Background: Progressive renal-function decline caused by chronic allograft nephropathy is the main cause of long-term failure after kidney transplantation. Moreover, chronic cyclosporine (CsA)-induced nephrotoxicity is an important nonimmunologic factor contributing to graft dysfunction and loss, and adverse events may require CsA withdrawal.
Methods: Tacrolimus (Tac) replaced CsA-based immunosuppression in 133 transplant patients (114 kidney, 15 kidney-pancreas, 4 pancreas after kidney) with progressive loss of renal function (71% of patients) or CsA intolerance (29% of patients) not responding to CsA dose-lowering. The primary end-points of this prospective study focusing on renal function were the safety and efficacy of Tac immunosuppression.
Results: Tac was generally well tolerated but definitively withdrawn for 23 (17%) patients (21 graft failures, 1 case of diabetes, and 1 case of clinical intolerance). Differential creatinemia (creatinemia-nadir creatinemia after transplantation) decreased significantly from 85.4+/-9.8 to 39.0+/-7.5 mumol/L (P<0.001; mean+/-SEM) after 1 year and 3.6+/-18.1 mumol/L (P<0.01) after 4 years. For patients with CsA intolerance, switch to Tac improved intolerance symptoms in all cases. Blood urea, creatinine clearance, blood total cholesterol, and triglycerides improved significantly, and the percentage of hypertensive patients remained stable with no de novo hypertension. During follow-up, one patient experienced an acute rejection episode (not histologically proven), and four died. Twenty-one (16%) transplants failed, significantly more frequently in patients with advanced renal impairment before Tac (P<0.0001).

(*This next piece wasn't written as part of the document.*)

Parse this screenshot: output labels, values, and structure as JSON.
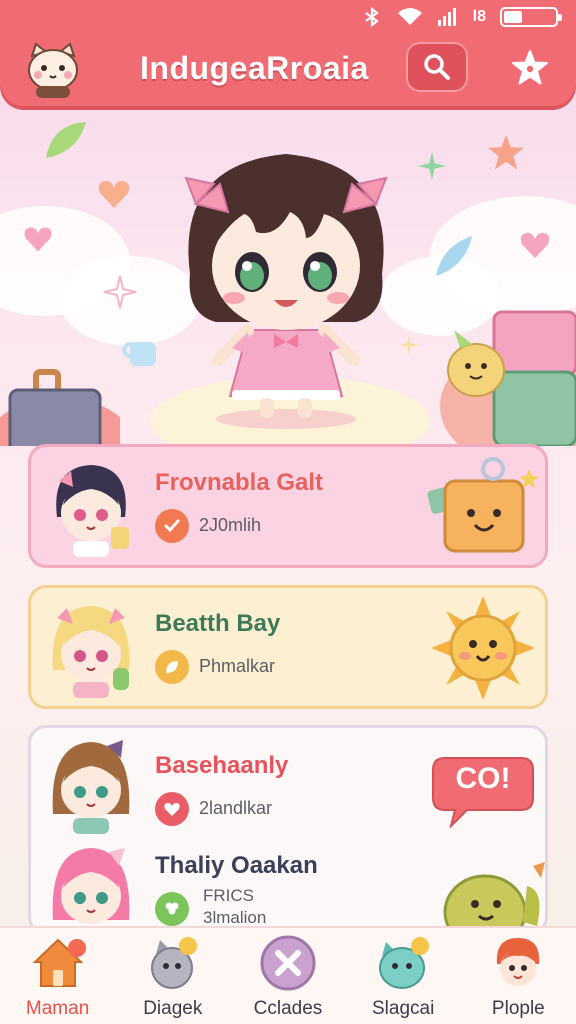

Conclusion: Switching from CsA to Tac can be an alternative strategy in kidney-transplant patients suffering from chronic allograft dysfunction or CsA toxicity. The persistently improved renal function over several months of evaluation suggests that in these patients, Tac might be less nephrotoxic than CsA and could prolong transplant function despite CsA failure.